R extract regression coefficients from multiply regression via lapply command

library(plyr)
Sealed <- read.csv("~/Desktop/SEALED.csv")

x <- function(df) {
      lm(Sealed$hhincome ~ Sealed$square_footage)
}

regressions <- dlply(Sealed, .(Sealed$zipcode), x)
coefficients <- ldply(regressions, coef)

Because dlply takes a ... argument that allows additional arguments to be passed to the function, you can make things even simpler:

dlply(Sealed,.(zipcode),lm,formula=hhincome~square_footage)

The first two arguments to lm are formula and data . Since formula is specified here, lm will pick up the next argument it is given (the relevant zipcode-specific chunk of Sealed ) as the data argument ...

You are applying the function:

x <- function(df) {
      lm(Sealed$hhincome ~ Sealed$square_footage)
}

to each subset of your data, so we shouldn't be surprised that the output each time is exactly

lm(Sealed$hhincome ~ Sealed$square_footage)

right? Try replacing Sealed with df inside your function. That way you're referring to the variables in each individual piece passed to the function, not the whole variable in the data frame Sealed .

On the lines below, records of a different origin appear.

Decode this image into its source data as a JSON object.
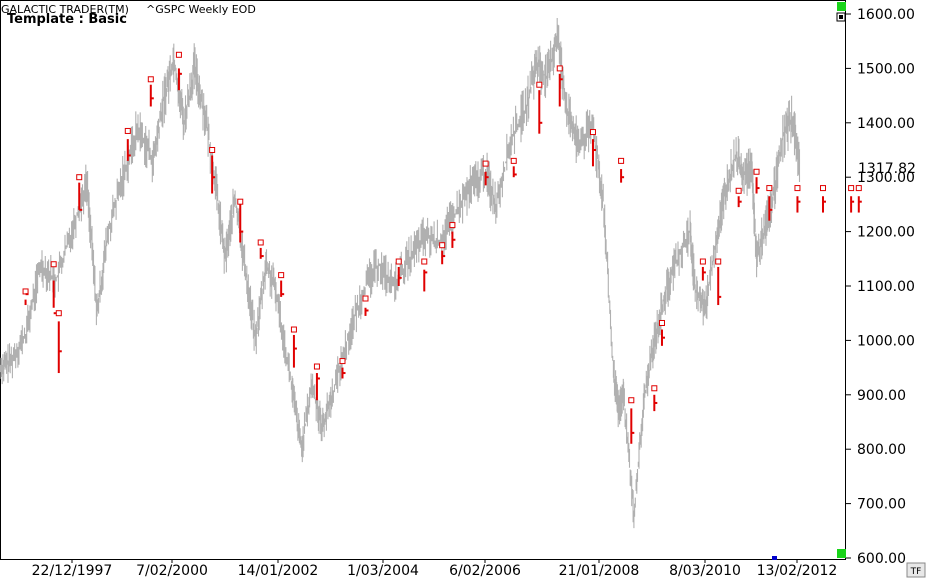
{
  "header": {
    "app": "GALACTIC TRADER(TM)",
    "symbol": "^GSPC Weekly EOD",
    "template": "Template : Basic"
  },
  "last_price_label": "1317.82",
  "tf_button": "TF",
  "colors": {
    "price": "#b0b0b0",
    "marker": "#e00000",
    "ok": "#19d419",
    "cursor": "#0000cc"
  },
  "chart_data": {
    "type": "line",
    "x_ticks": [
      "22/12/1997",
      "7/02/2000",
      "14/01/2002",
      "1/03/2004",
      "6/02/2006",
      "21/01/2008",
      "8/03/2010",
      "13/02/2012"
    ],
    "y_ticks": [
      "600.00",
      "700.00",
      "800.00",
      "900.00",
      "1000.00",
      "1100.00",
      "1200.00",
      "1300.00",
      "1400.00",
      "1500.00",
      "1600.00"
    ],
    "ylim": [
      600,
      1600
    ],
    "xlim": [
      1996.8,
      2013.0
    ],
    "last_value": 1317.82,
    "price_path": [
      [
        1996.8,
        950
      ],
      [
        1997.0,
        960
      ],
      [
        1997.3,
        1010
      ],
      [
        1997.6,
        1140
      ],
      [
        1997.9,
        1110
      ],
      [
        1998.2,
        1200
      ],
      [
        1998.5,
        1290
      ],
      [
        1998.7,
        1050
      ],
      [
        1998.9,
        1190
      ],
      [
        1999.2,
        1300
      ],
      [
        1999.5,
        1390
      ],
      [
        1999.8,
        1330
      ],
      [
        2000.0,
        1440
      ],
      [
        2000.2,
        1520
      ],
      [
        2000.4,
        1400
      ],
      [
        2000.6,
        1500
      ],
      [
        2000.8,
        1420
      ],
      [
        2001.0,
        1300
      ],
      [
        2001.2,
        1150
      ],
      [
        2001.4,
        1260
      ],
      [
        2001.6,
        1130
      ],
      [
        2001.8,
        1000
      ],
      [
        2002.0,
        1140
      ],
      [
        2002.2,
        1090
      ],
      [
        2002.5,
        920
      ],
      [
        2002.7,
        800
      ],
      [
        2002.9,
        920
      ],
      [
        2003.1,
        840
      ],
      [
        2003.3,
        900
      ],
      [
        2003.6,
        1000
      ],
      [
        2003.9,
        1090
      ],
      [
        2004.2,
        1140
      ],
      [
        2004.5,
        1100
      ],
      [
        2004.8,
        1150
      ],
      [
        2005.1,
        1190
      ],
      [
        2005.4,
        1180
      ],
      [
        2005.7,
        1230
      ],
      [
        2006.0,
        1280
      ],
      [
        2006.3,
        1310
      ],
      [
        2006.5,
        1250
      ],
      [
        2006.8,
        1370
      ],
      [
        2007.1,
        1430
      ],
      [
        2007.3,
        1510
      ],
      [
        2007.5,
        1480
      ],
      [
        2007.7,
        1560
      ],
      [
        2007.9,
        1420
      ],
      [
        2008.1,
        1360
      ],
      [
        2008.4,
        1390
      ],
      [
        2008.6,
        1260
      ],
      [
        2008.8,
        940
      ],
      [
        2008.9,
        870
      ],
      [
        2009.0,
        900
      ],
      [
        2009.2,
        680
      ],
      [
        2009.4,
        890
      ],
      [
        2009.6,
        1000
      ],
      [
        2009.8,
        1080
      ],
      [
        2010.0,
        1140
      ],
      [
        2010.3,
        1200
      ],
      [
        2010.4,
        1090
      ],
      [
        2010.6,
        1060
      ],
      [
        2010.8,
        1180
      ],
      [
        2011.0,
        1280
      ],
      [
        2011.2,
        1340
      ],
      [
        2011.4,
        1300
      ],
      [
        2011.5,
        1320
      ],
      [
        2011.6,
        1150
      ],
      [
        2011.8,
        1220
      ],
      [
        2011.9,
        1250
      ],
      [
        2012.1,
        1370
      ],
      [
        2012.3,
        1410
      ],
      [
        2012.45,
        1320
      ]
    ],
    "forecast_markers": [
      [
        1997.3,
        1075,
        1065,
        1090,
        1085
      ],
      [
        1997.85,
        1110,
        1060,
        1140,
        1050
      ],
      [
        1997.95,
        1035,
        940,
        1050,
        980
      ],
      [
        1998.35,
        1290,
        1240,
        1300,
        1240
      ],
      [
        1999.3,
        1370,
        1330,
        1385,
        1340
      ],
      [
        1999.75,
        1470,
        1430,
        1480,
        1445
      ],
      [
        2000.3,
        1500,
        1460,
        1525,
        1490
      ],
      [
        2000.95,
        1340,
        1270,
        1350,
        1300
      ],
      [
        2001.5,
        1250,
        1180,
        1255,
        1200
      ],
      [
        2001.9,
        1170,
        1150,
        1180,
        1155
      ],
      [
        2002.3,
        1110,
        1080,
        1120,
        1085
      ],
      [
        2002.55,
        1010,
        950,
        1020,
        985
      ],
      [
        2003.0,
        940,
        890,
        952,
        930
      ],
      [
        2003.5,
        950,
        930,
        962,
        940
      ],
      [
        2003.95,
        1060,
        1045,
        1077,
        1055
      ],
      [
        2004.6,
        1135,
        1100,
        1145,
        1115
      ],
      [
        2005.1,
        1130,
        1090,
        1145,
        1125
      ],
      [
        2005.45,
        1165,
        1140,
        1175,
        1155
      ],
      [
        2005.65,
        1200,
        1170,
        1212,
        1185
      ],
      [
        2006.3,
        1310,
        1285,
        1325,
        1300
      ],
      [
        2006.85,
        1320,
        1300,
        1330,
        1305
      ],
      [
        2007.35,
        1460,
        1380,
        1470,
        1400
      ],
      [
        2007.75,
        1490,
        1430,
        1500,
        1480
      ],
      [
        2008.4,
        1370,
        1320,
        1383,
        1350
      ],
      [
        2008.95,
        1315,
        1290,
        1330,
        1300
      ],
      [
        2009.15,
        875,
        810,
        890,
        830
      ],
      [
        2009.6,
        900,
        870,
        912,
        885
      ],
      [
        2009.75,
        1020,
        990,
        1032,
        1005
      ],
      [
        2010.55,
        1135,
        1110,
        1145,
        1125
      ],
      [
        2010.85,
        1135,
        1065,
        1145,
        1080
      ],
      [
        2011.25,
        1265,
        1245,
        1275,
        1255
      ],
      [
        2011.6,
        1300,
        1270,
        1310,
        1280
      ],
      [
        2011.85,
        1265,
        1220,
        1280,
        1240
      ],
      [
        2012.4,
        1265,
        1235,
        1280,
        1255
      ],
      [
        2012.9,
        1265,
        1235,
        1280,
        1255
      ],
      [
        2013.45,
        1265,
        1235,
        1280,
        1255
      ],
      [
        2013.6,
        1265,
        1235,
        1280,
        1255
      ]
    ]
  }
}
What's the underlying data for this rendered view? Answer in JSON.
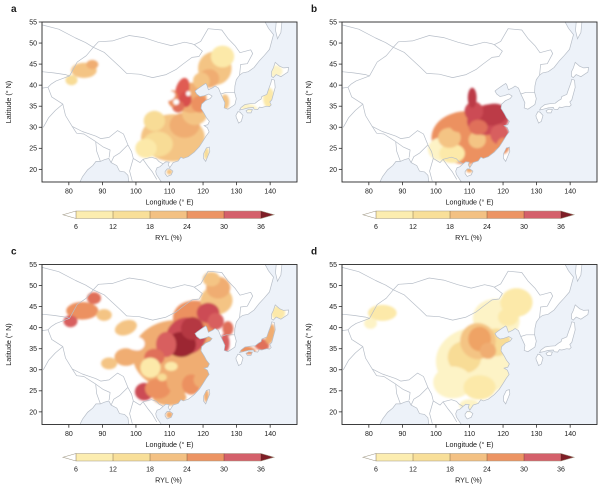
{
  "figure": {
    "type": "choropleth-map-grid",
    "background": "#ffffff",
    "map_colors": {
      "sea": "#edf2f9",
      "land": "#ffffff",
      "border": "#b7bec8",
      "frame": "#2b2b2b",
      "text": "#1a1a1a"
    },
    "axes": {
      "x_label": "Longitude (° E)",
      "y_label": "Latitude (° N)",
      "x_ticks": [
        80,
        90,
        100,
        110,
        120,
        130,
        140
      ],
      "y_ticks": [
        55,
        50,
        45,
        40,
        35,
        30,
        25,
        20
      ],
      "x_range": [
        72,
        148
      ],
      "y_range": [
        17,
        55
      ]
    },
    "colorbar": {
      "label": "RYL (%)",
      "ticks": [
        6,
        12,
        18,
        24,
        30,
        36
      ],
      "segment_colors": [
        "#fcedb0",
        "#f8df99",
        "#f3c183",
        "#ec9463",
        "#d4606a"
      ],
      "under_color": "#ffffff",
      "over_color": "#7e1d26",
      "outline": "#a09884",
      "tick_line_color": "rgba(70,50,35,0.55)"
    },
    "panels": [
      {
        "id": "a",
        "label": "a",
        "blobs": [
          [
            111,
            27.5,
            9.5,
            5.6,
            0,
            "#f4c484"
          ],
          [
            106.5,
            26,
            4.5,
            3,
            0,
            "#f8dc96"
          ],
          [
            103,
            25,
            3.2,
            2.3,
            0,
            "#fce9a9"
          ],
          [
            105.5,
            31.5,
            3.2,
            2.4,
            0,
            "#f8dc96"
          ],
          [
            114.5,
            30.5,
            4.5,
            3,
            0,
            "#f0ad72"
          ],
          [
            117.5,
            33.5,
            3.8,
            3,
            0,
            "#f4c484"
          ],
          [
            116.5,
            37,
            4.5,
            3.6,
            0,
            "#f0ad72"
          ],
          [
            119,
            35.5,
            2.5,
            2,
            0,
            "#ec9161"
          ],
          [
            113.8,
            38.8,
            2,
            3,
            15,
            "#e05c52"
          ],
          [
            114.8,
            36.6,
            1.8,
            1.8,
            0,
            "#d8504e"
          ],
          [
            112.6,
            34.9,
            1.8,
            1.4,
            0,
            "#e0705a"
          ],
          [
            111,
            36.8,
            1.5,
            2,
            0,
            "#ec9161"
          ],
          [
            123.5,
            44,
            5,
            4,
            20,
            "#f4c484"
          ],
          [
            125.8,
            46.8,
            3.5,
            2.6,
            0,
            "#fce9a9"
          ],
          [
            121.8,
            41.6,
            3,
            2.2,
            0,
            "#f0ad72"
          ],
          [
            119.5,
            41,
            2.5,
            2,
            0,
            "#f4c484"
          ],
          [
            84.5,
            43.5,
            3.8,
            1.8,
            0,
            "#f4c484"
          ],
          [
            80.8,
            41.2,
            1.8,
            1.2,
            0,
            "#f8dc96"
          ],
          [
            87,
            44.9,
            1.8,
            1.1,
            0,
            "#f0ad72"
          ],
          [
            126.5,
            36,
            1.3,
            1.8,
            0,
            "#f4c484"
          ],
          [
            133.5,
            34.7,
            2.8,
            0.9,
            12,
            "#fdf3c6"
          ],
          [
            139.6,
            37,
            1.7,
            2.4,
            0,
            "#fce9a9"
          ],
          [
            141.6,
            43.3,
            2.1,
            1.4,
            0,
            "#fdf3c6"
          ],
          [
            121,
            23.8,
            0.8,
            1.5,
            0,
            "#f8dc96"
          ],
          [
            110,
            19.4,
            0.9,
            0.7,
            0,
            "#f4c484"
          ],
          [
            109.8,
            37.4,
            1.9,
            1.1,
            -20,
            "#ffffff"
          ],
          [
            112,
            36,
            0.9,
            0.7,
            0,
            "#ffffff"
          ],
          [
            115.6,
            38,
            0.7,
            0.6,
            0,
            "#ffffff"
          ],
          [
            107.5,
            35.5,
            1.2,
            0.8,
            0,
            "#ffffff"
          ]
        ]
      },
      {
        "id": "b",
        "label": "b",
        "blobs": [
          [
            109,
            27.5,
            10.3,
            6.3,
            0,
            "#ec9161"
          ],
          [
            101.8,
            24.8,
            4.2,
            2.8,
            0,
            "#fdf3c6"
          ],
          [
            104.8,
            23.8,
            3.8,
            2.3,
            0,
            "#fce9a9"
          ],
          [
            104,
            27.5,
            3.4,
            2.4,
            0,
            "#f4c484"
          ],
          [
            112.3,
            27,
            2.6,
            2,
            0,
            "#f4c484"
          ],
          [
            107,
            30.8,
            3,
            2,
            0,
            "#ec9161"
          ],
          [
            115.5,
            31.8,
            6.3,
            3.6,
            -10,
            "#cc4b55"
          ],
          [
            117,
            33,
            4.3,
            2.6,
            -10,
            "#bc3b47"
          ],
          [
            111.3,
            33.8,
            2.8,
            2.3,
            0,
            "#cc4b55"
          ],
          [
            110.8,
            37,
            1.3,
            2.4,
            0,
            "#bc3b47"
          ],
          [
            112.6,
            30,
            2.8,
            1.8,
            0,
            "#e0705a"
          ],
          [
            119,
            28.3,
            2.8,
            2.4,
            0,
            "#d85f5e"
          ],
          [
            120,
            25.6,
            1.9,
            1.9,
            0,
            "#ec9161"
          ],
          [
            110,
            20.1,
            1.1,
            0.9,
            0,
            "#f0ad72"
          ]
        ]
      },
      {
        "id": "c",
        "label": "c",
        "blobs": [
          [
            112,
            33.5,
            13,
            8.3,
            0,
            "#f0ad72"
          ],
          [
            110,
            23.5,
            5,
            2,
            0,
            "#f0ad72"
          ],
          [
            118,
            42,
            7,
            4.4,
            10,
            "#ec9161"
          ],
          [
            124,
            46.5,
            4.8,
            3.4,
            0,
            "#f4c484"
          ],
          [
            124.5,
            49.5,
            3.6,
            2.6,
            0,
            "#f0ad72"
          ],
          [
            122.5,
            51.5,
            2.6,
            1.7,
            0,
            "#f4c484"
          ],
          [
            115,
            38,
            6,
            4.4,
            -15,
            "#cc4b55"
          ],
          [
            113.5,
            36,
            4.4,
            3,
            0,
            "#9c2733"
          ],
          [
            116.8,
            39.8,
            3.4,
            2.7,
            20,
            "#b53743"
          ],
          [
            121.5,
            43.5,
            3.4,
            2.4,
            0,
            "#cc4b55"
          ],
          [
            123.8,
            41.5,
            2.4,
            2,
            0,
            "#d85f5e"
          ],
          [
            109,
            36,
            3,
            3,
            0,
            "#d85f5e"
          ],
          [
            105.5,
            33,
            3,
            2,
            0,
            "#e0705a"
          ],
          [
            104.3,
            30.5,
            3,
            2.4,
            0,
            "#fce9a9"
          ],
          [
            102.5,
            24.8,
            2.8,
            2.1,
            0,
            "#cc4b55"
          ],
          [
            106.5,
            25.5,
            3.8,
            2.4,
            0,
            "#ec9161"
          ],
          [
            113,
            27,
            3.8,
            2.8,
            0,
            "#f0ad72"
          ],
          [
            116.5,
            26.5,
            2.8,
            2.4,
            0,
            "#ec9161"
          ],
          [
            119.6,
            27.6,
            2.4,
            1.9,
            0,
            "#f0ad72"
          ],
          [
            84,
            44,
            4.8,
            2.1,
            0,
            "#ec9161"
          ],
          [
            80.5,
            41.5,
            2.1,
            1.4,
            0,
            "#d85f5e"
          ],
          [
            87.5,
            47,
            2.1,
            1.4,
            0,
            "#e0705a"
          ],
          [
            90.5,
            43,
            2.3,
            1.4,
            0,
            "#f4c484"
          ],
          [
            97,
            40,
            3.4,
            1.7,
            -20,
            "#f4c484"
          ],
          [
            97,
            33,
            3.4,
            2.1,
            0,
            "#f0ad72"
          ],
          [
            92,
            31.5,
            2.4,
            1.4,
            0,
            "#f4c484"
          ],
          [
            126.5,
            36.3,
            1.4,
            2.3,
            0,
            "#d85f5e"
          ],
          [
            127.4,
            39.8,
            1.6,
            1.7,
            0,
            "#e0705a"
          ],
          [
            133,
            34.7,
            2.8,
            1,
            12,
            "#ec9161"
          ],
          [
            137.4,
            36,
            2.4,
            1.4,
            25,
            "#e0705a"
          ],
          [
            140,
            38.5,
            1.5,
            2.4,
            10,
            "#f0ad72"
          ],
          [
            142.4,
            43.5,
            2.1,
            1.7,
            0,
            "#fce9a9"
          ],
          [
            121,
            23.8,
            0.8,
            1.5,
            0,
            "#f0ad72"
          ],
          [
            110,
            19.3,
            1,
            0.8,
            0,
            "#f0ad72"
          ],
          [
            100.3,
            36.2,
            2.3,
            1.6,
            0,
            "#ffffff"
          ],
          [
            110.5,
            30.8,
            1.9,
            1.1,
            0,
            "#fce9a9"
          ],
          [
            107.8,
            28.2,
            1.4,
            0.9,
            0,
            "#f8dc96"
          ]
        ]
      },
      {
        "id": "d",
        "label": "d",
        "blobs": [
          [
            112,
            32,
            12,
            8,
            0,
            "#fdf3c6"
          ],
          [
            118,
            42,
            7,
            4.8,
            10,
            "#fdf3c6"
          ],
          [
            124,
            46,
            4.8,
            3.4,
            0,
            "#fce9a9"
          ],
          [
            84,
            43.5,
            4.3,
            1.9,
            0,
            "#fce9a9"
          ],
          [
            80.5,
            41,
            1.9,
            1.3,
            0,
            "#fdf3c6"
          ],
          [
            108.5,
            33,
            5,
            3.8,
            0,
            "#f8dc96"
          ],
          [
            118,
            36.5,
            4.3,
            3.3,
            0,
            "#f8dc96"
          ],
          [
            112.5,
            36.8,
            5.3,
            4.3,
            -10,
            "#f4c484"
          ],
          [
            113,
            37.3,
            3.4,
            2.9,
            0,
            "#efa365"
          ],
          [
            115.5,
            34.5,
            2.4,
            1.9,
            0,
            "#f0ad72"
          ],
          [
            121.5,
            42.5,
            3,
            2.1,
            0,
            "#fce9a9"
          ],
          [
            105,
            27,
            5.8,
            3.8,
            0,
            "#fdf3c6"
          ],
          [
            113,
            25.8,
            4.8,
            2.9,
            0,
            "#fce9a9"
          ],
          [
            110,
            21.5,
            3,
            1.5,
            0,
            "#fdf3c6"
          ]
        ]
      }
    ]
  }
}
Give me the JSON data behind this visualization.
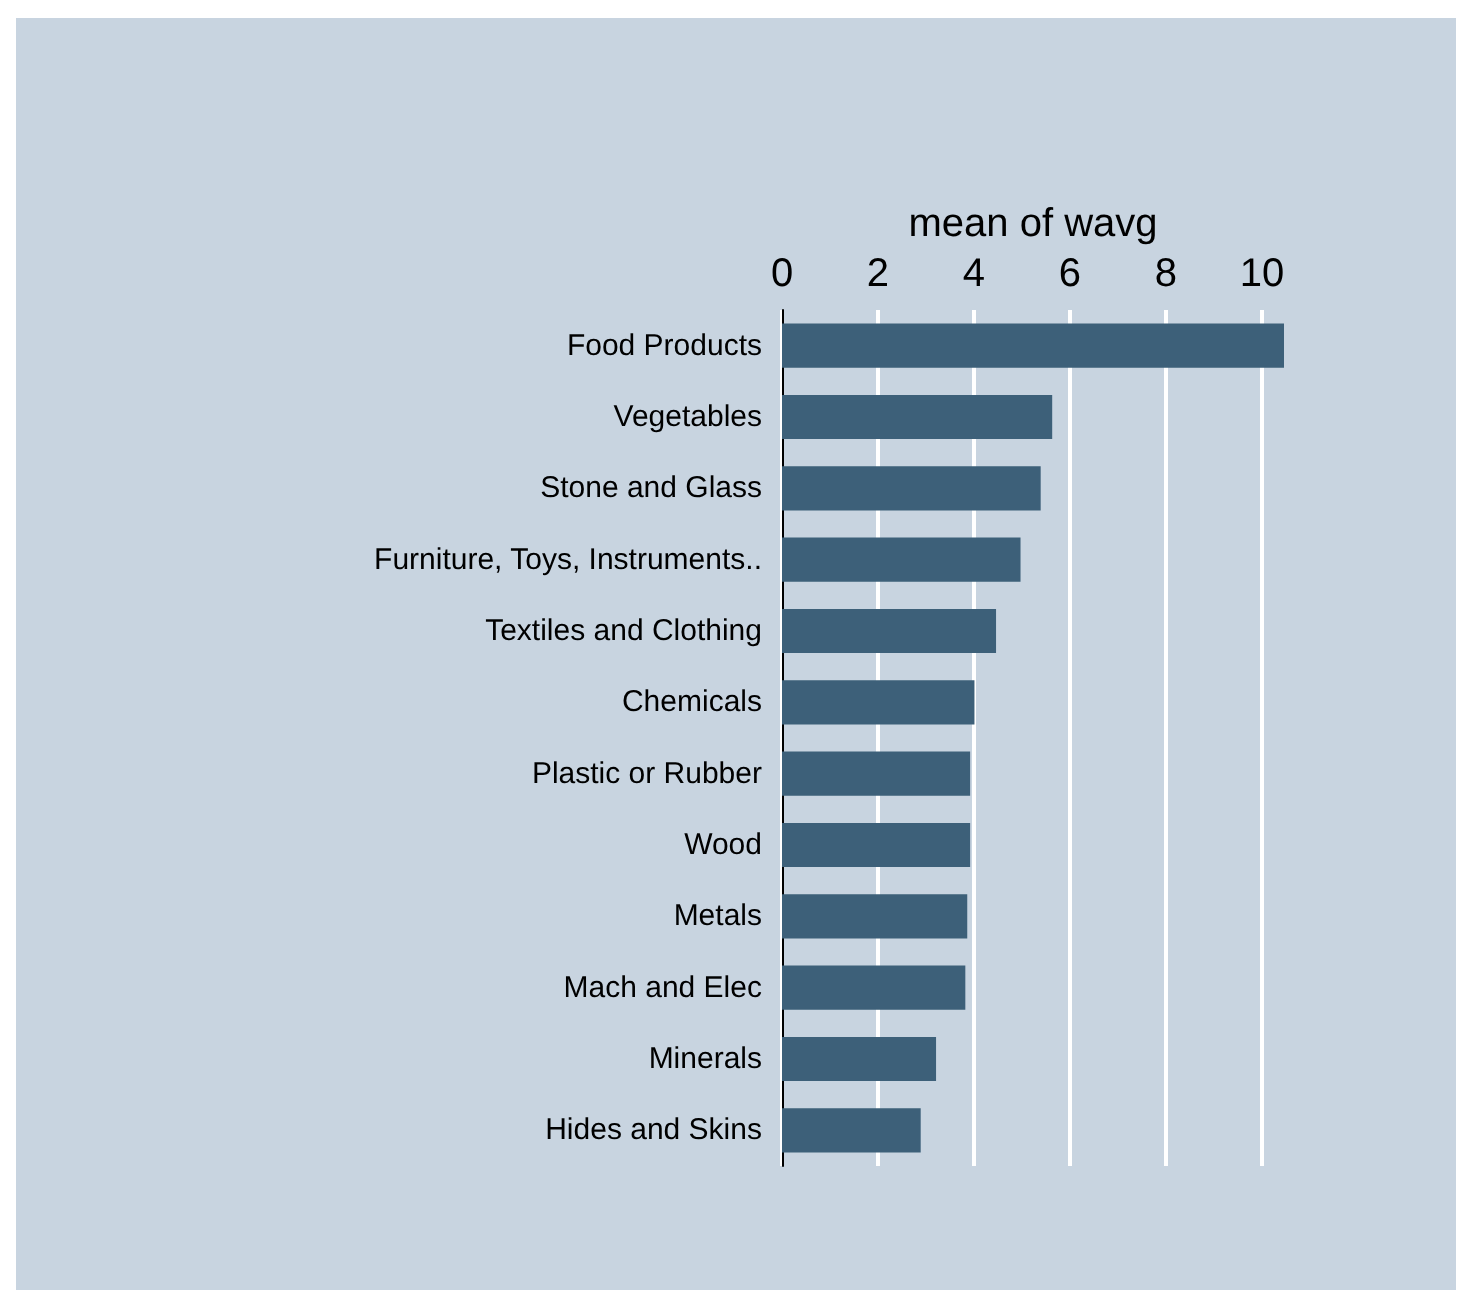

The issue is not with plyr but rather in the definition of the function. You are calling a function, but not doing anything with the variable.

As an analogy,

 myFun <- function(x) {
    3 * 7
  }

    >  myFun(2)
    [1] 21
    >  myFun(578)
    [1] 21

If you run this function on different values of x, it will still give you 21, no matter what x is. That is, there is no reference to x within the function. In my silly example, the correction is obvious; in your function above, the confusion is understandable. The $hhincome and $square_footage should conceivably serve as variables.

But you want your x to vary over what comes before the $ . As @Joran correctly pointed out, swap sealed$hhincome with df$hhincome (and same for $squ.. ) and that will help.